Once you have all the packages you need, use pip freeze > requirements.txt to create a file called requirements.txt that records all of the packages you've decided to use.
When other people collaborate on your project, they can start a virtualenv, pull your code into it, and run pip install -r requirements.txt to replicate your environment. They can even modify requirements.txt, push that back to you via your version control system, and you can run pip install -r requirements.txt yourself to modify your environment to match their changes.
This is all essential because without virtualenv, the problem of, for instance, having one project on your computer that requires Django 1.4 and one that requires Django 1.5 becomes very complicated.
Virtualenv is not an entire operating system in a box, just a python environment, so even if you are using it, you are still working on your local machine.

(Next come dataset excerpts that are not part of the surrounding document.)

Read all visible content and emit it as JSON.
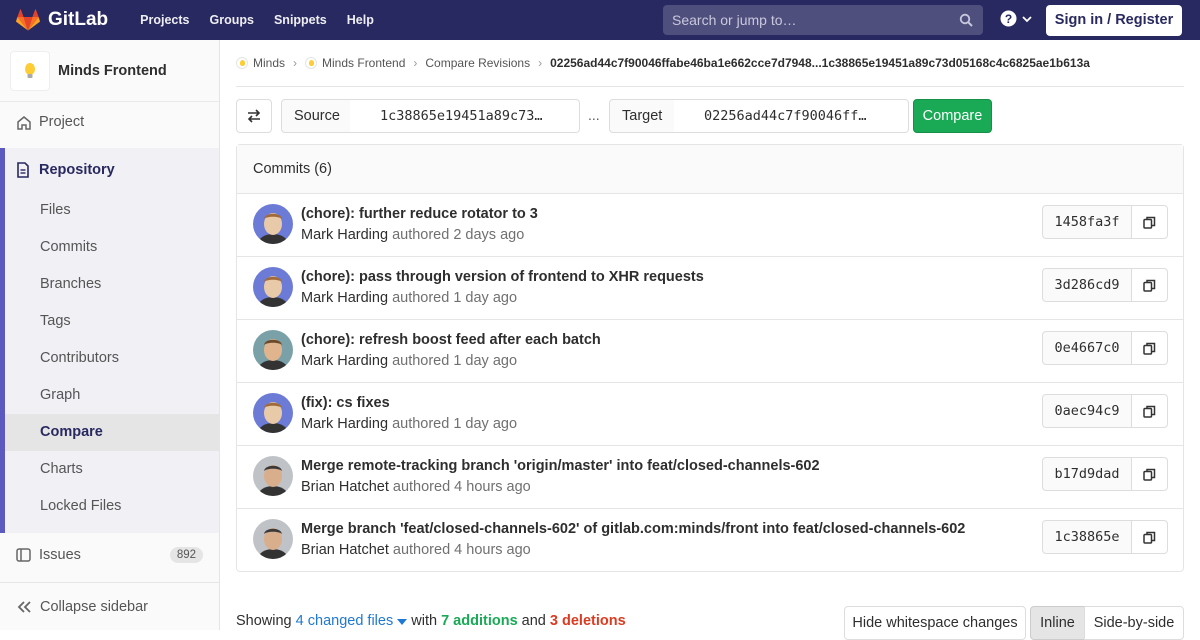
{
  "topbar": {
    "brand": "GitLab",
    "nav": [
      "Projects",
      "Groups",
      "Snippets",
      "Help"
    ],
    "search_placeholder": "Search or jump to…",
    "signin": "Sign in / Register"
  },
  "sidebar": {
    "project_name": "Minds Frontend",
    "project": "Project",
    "repository": "Repository",
    "repo_items": [
      "Files",
      "Commits",
      "Branches",
      "Tags",
      "Contributors",
      "Graph",
      "Compare",
      "Charts",
      "Locked Files"
    ],
    "active_item": "Compare",
    "issues": "Issues",
    "issues_count": "892",
    "collapse": "Collapse sidebar"
  },
  "breadcrumbs": {
    "group": "Minds",
    "project": "Minds Frontend",
    "section": "Compare Revisions",
    "current": "02256ad44c7f90046ffabe46ba1e662cce7d7948...1c38865e19451a89c73d05168c4c6825ae1b613a"
  },
  "compare_form": {
    "source_label": "Source",
    "source_value": "1c38865e19451a89c73…",
    "separator": "...",
    "target_label": "Target",
    "target_value": "02256ad44c7f90046ff…",
    "compare_button": "Compare"
  },
  "commits": {
    "header": "Commits (6)",
    "items": [
      {
        "title": "(chore): further reduce rotator to 3",
        "author": "Mark Harding",
        "time": "authored 2 days ago",
        "sha": "1458fa3f"
      },
      {
        "title": "(chore): pass through version of frontend to XHR requests",
        "author": "Mark Harding",
        "time": "authored 1 day ago",
        "sha": "3d286cd9"
      },
      {
        "title": "(chore): refresh boost feed after each batch",
        "author": "Mark Harding",
        "time": "authored 1 day ago",
        "sha": "0e4667c0"
      },
      {
        "title": "(fix): cs fixes",
        "author": "Mark Harding",
        "time": "authored 1 day ago",
        "sha": "0aec94c9"
      },
      {
        "title": "Merge remote-tracking branch 'origin/master' into feat/closed-channels-602",
        "author": "Brian Hatchet",
        "time": "authored 4 hours ago",
        "sha": "b17d9dad"
      },
      {
        "title": "Merge branch 'feat/closed-channels-602' of gitlab.com:minds/front into feat/closed-channels-602",
        "author": "Brian Hatchet",
        "time": "authored 4 hours ago",
        "sha": "1c38865e"
      }
    ]
  },
  "summary": {
    "showing": "Showing",
    "changed": "4 changed files",
    "with": "with",
    "additions": "7 additions",
    "and": "and",
    "deletions": "3 deletions"
  },
  "diff_controls": {
    "whitespace": "Hide whitespace changes",
    "inline": "Inline",
    "side_by_side": "Side-by-side"
  },
  "colors": {
    "topbar": "#292961",
    "compare_button": "#1aaa55",
    "additions": "#1aaa55",
    "deletions": "#db3b21",
    "link": "#1f78d1"
  }
}
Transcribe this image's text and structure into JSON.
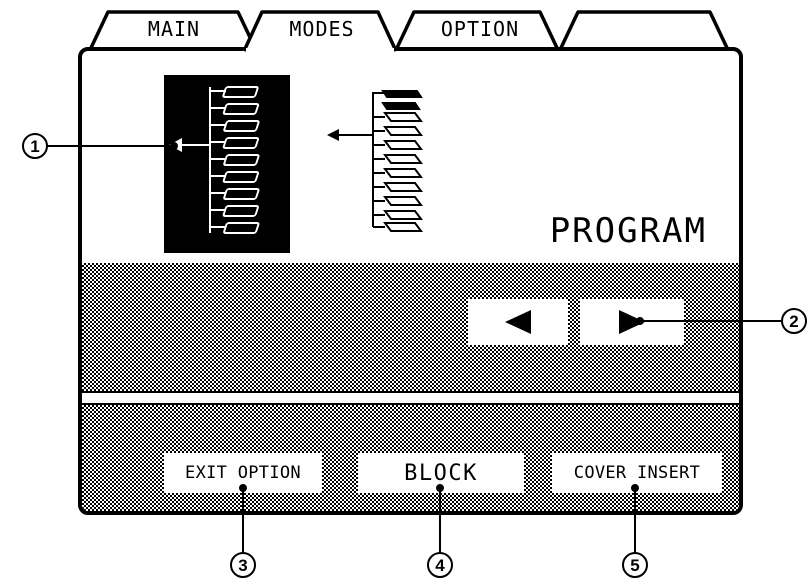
{
  "tabs": [
    {
      "label": "MAIN"
    },
    {
      "label": "MODES"
    },
    {
      "label": "OPTION"
    },
    {
      "label": ""
    }
  ],
  "mode_label": "PROGRAM",
  "nav": {
    "prev_icon": "left-triangle-icon",
    "next_icon": "right-triangle-icon"
  },
  "buttons": {
    "exit_option": "EXIT OPTION",
    "block": "BLOCK",
    "cover_insert": "COVER INSERT"
  },
  "callouts": [
    "1",
    "2",
    "3",
    "4",
    "5"
  ]
}
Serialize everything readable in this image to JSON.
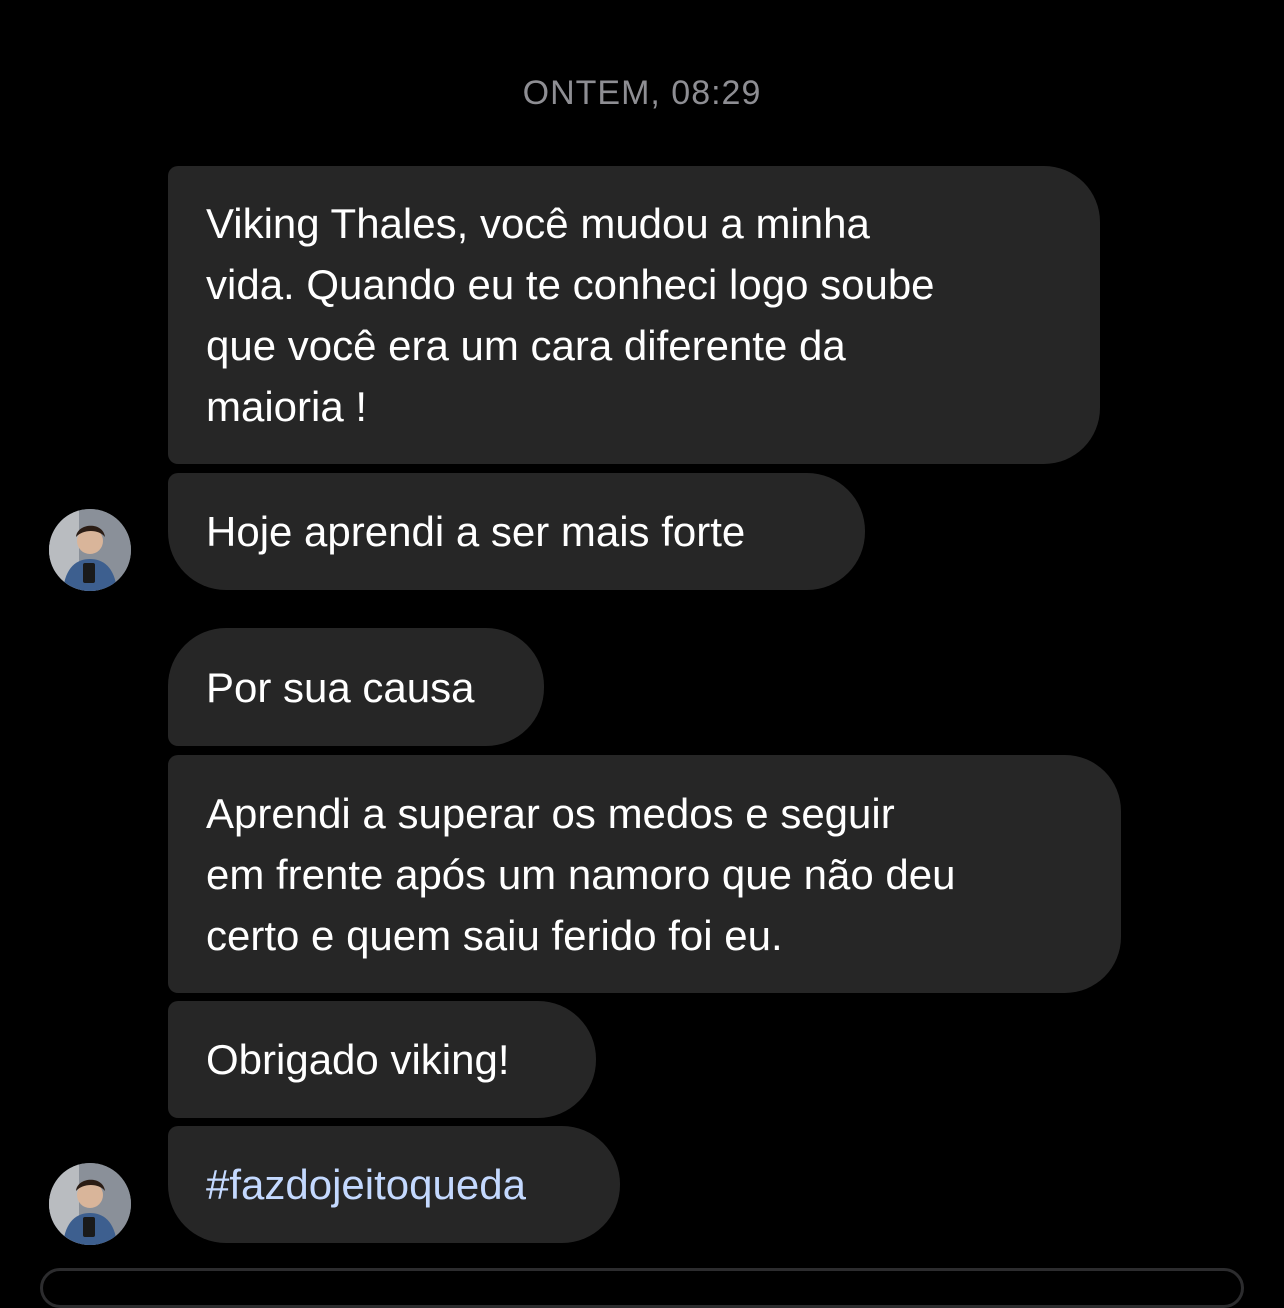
{
  "thread": {
    "timestamp": "ONTEM, 08:29"
  },
  "messages": [
    {
      "text": "Viking Thales, você mudou a minha\nvida. Quando eu te conheci logo soube\nque você era um cara diferente da\nmaioria !"
    },
    {
      "text": "Hoje aprendi a ser mais forte"
    },
    {
      "text": "Por sua causa"
    },
    {
      "text": "Aprendi a superar os medos e seguir\nem frente após um namoro que não deu\ncerto e quem saiu ferido foi eu."
    },
    {
      "text": "Obrigado viking!"
    },
    {
      "text": "#fazdojeitoqueda"
    }
  ],
  "colors": {
    "background": "#000000",
    "bubble": "#262626",
    "timestamp": "#8e8e93",
    "hashtag": "#c4d9ff"
  },
  "icons": {
    "avatar": "user-avatar-photo"
  }
}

We use virtualenv and a Ubuntu virtual machine. Here's why:
virtualenv allows us to have isolated Python environments on a given operating system instance
Using Ubuntu dekstop in a virtual machine for our Python development mimics what it will look like when deployed on the server which is also Ubuntu. This means that we understand precisely the external OS package dependencies and configuration. You don't get this easily when you use OSX or Windows for development and Linux for deployment.
One important point is that a virtual machine is portable. You can take a snapshot and deploy it elsewhere easily. With Vagrant and Ansible combination you can automate a remote deployment.